Friday, February 20, 2015

NIGHTCRAWLER A Social Drama of Obsession

Nightcrawler (Now on DVD) is neither a suspense movie nor a crime movie, although it contains strong elements of each.  Rather, the movie is a disturbing social commentary on the endless drive for visceral video footage in TV news coverage.

Lou Bloom is a freelance video shooter who makes a living selling raw video footage of car crashes, fires, and violent crime scenes to local TV stations in Los Angeles. He makes contact with a female news director eager to buy the most sensational footage Bloom can supply.

Bloom is a manipulative, ruthless competitor. He is  essentially a sociopathic personality with no internal moral workings beyond his own obsessive personal goals. He begins to cross all ethical and legal boundaries in his pursuit of the most graphic video images to sell.
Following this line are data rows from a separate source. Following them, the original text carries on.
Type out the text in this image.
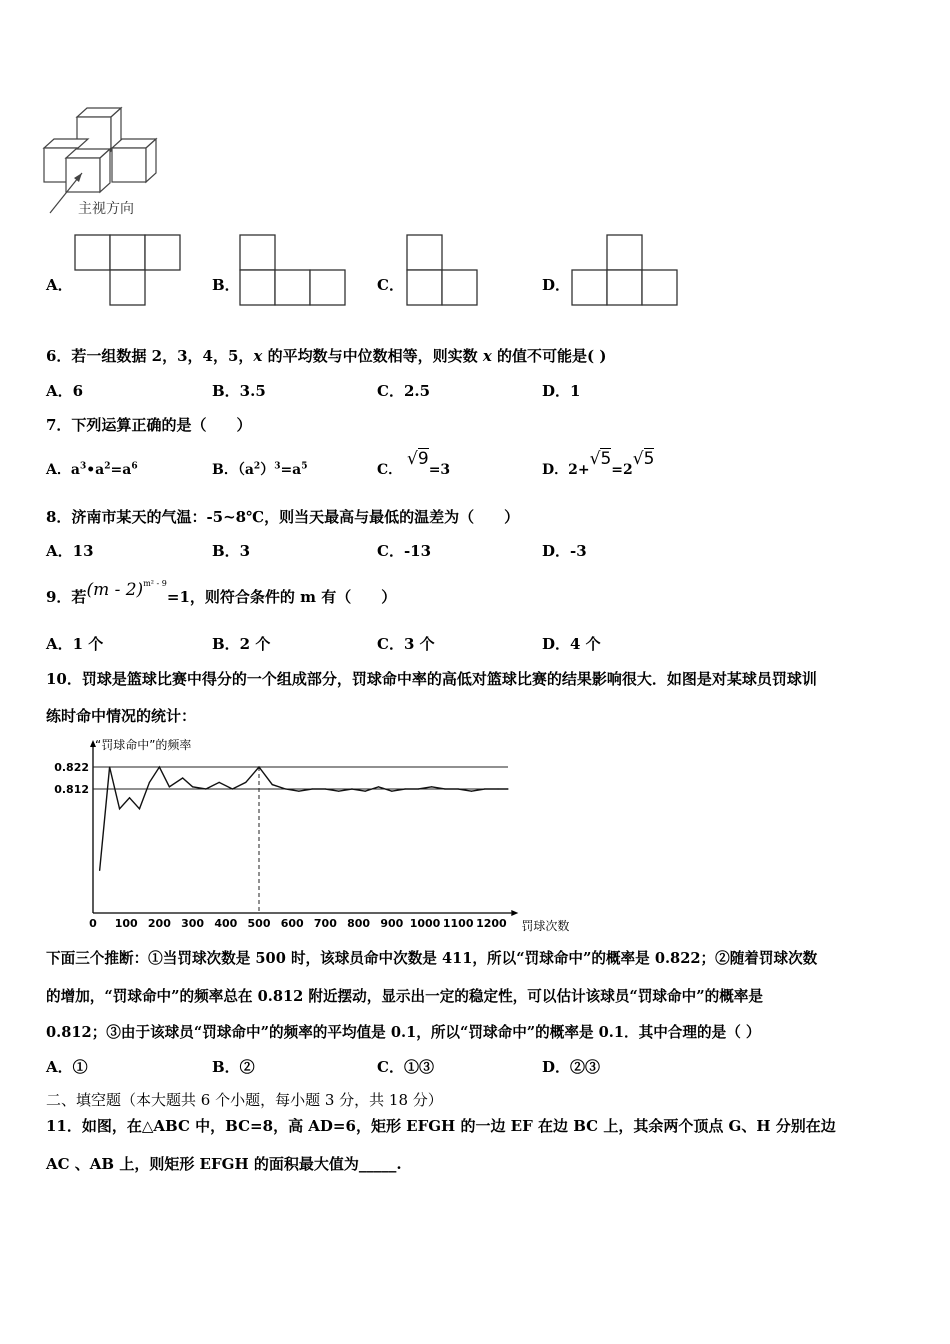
主视方向
A．	B．	C．	D．
6．若一组数据 2，3，4，5，x 的平均数与中位数相等，则实数 x 的值不可能是( )
A．6	B．3.5	C．2.5	D．1
7．下列运算正确的是（　　）
A．$a^3•a^2=a^6$	B．$(a^2)^3=a^5$	C． √9=3	D．2+√5=2√5
8．济南市某天的气温：-5~8℃，则当天最高与最低的温差为（　　）
A．13	B．3	C．-13	D．-3
9．若(m - 2)$^{m^2 - 9}$=1，则符合条件的 m 有（　　）
A．1 个	B．2 个	C．3 个	D．4 个
10．罚球是篮球比赛中得分的一个组成部分，罚球命中率的高低对篮球比赛的结果影响很大．如图是对某球员罚球训
练时命中情况的统计：
0.822
0.812
0 100 200 300 400 500 600 700 800 900 1000 1100 1200
“罚球命中”的频率
罚球次数
下面三个推断：①当罚球次数是 500 时，该球员命中次数是 411，所以“罚球命中”的概率是 0.822；②随着罚球次数
的增加，“罚球命中”的频率总在 0.812 附近摆动，显示出一定的稳定性，可以估计该球员“罚球命中”的概率是
0.812；③由于该球员“罚球命中”的频率的平均值是 0.1，所以“罚球命中”的概率是 0.1．其中合理的是（ ）
A．①	B．②	C．①③	D．②③
二、填空题（本大题共 6 个小题，每小题 3 分，共 18 分）
11．如图，在△ABC 中，BC=8，高 AD=6，矩形 EFGH 的一边 EF 在边 BC 上，其余两个顶点 G、H 分别在边
AC 、AB 上，则矩形 EFGH 的面积最大值为_____.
Bloom's manic conduct builds tensely, with ominous foreboding of a bad end point coming. When it does happen, the violent results are sudden and hideous.

 Nightcrawler is also a biting commentary on the TV news culture itself. The daily news cycle is a ravenous beast that must be constantly fed with new red meat stories in order to attract viewers and gain ratings. Viewers are drawn to the most sensational video material. We can't look away from the graphic scenes of carnage in spite of ourselves.  TV news exploits this for its own commercial benefit.

The cycle goes on, day after day, always seeking the next new raw spectacle to report. This is the other side of the screen from Lou Bloom's amoral camera lens. And it all never stops coming.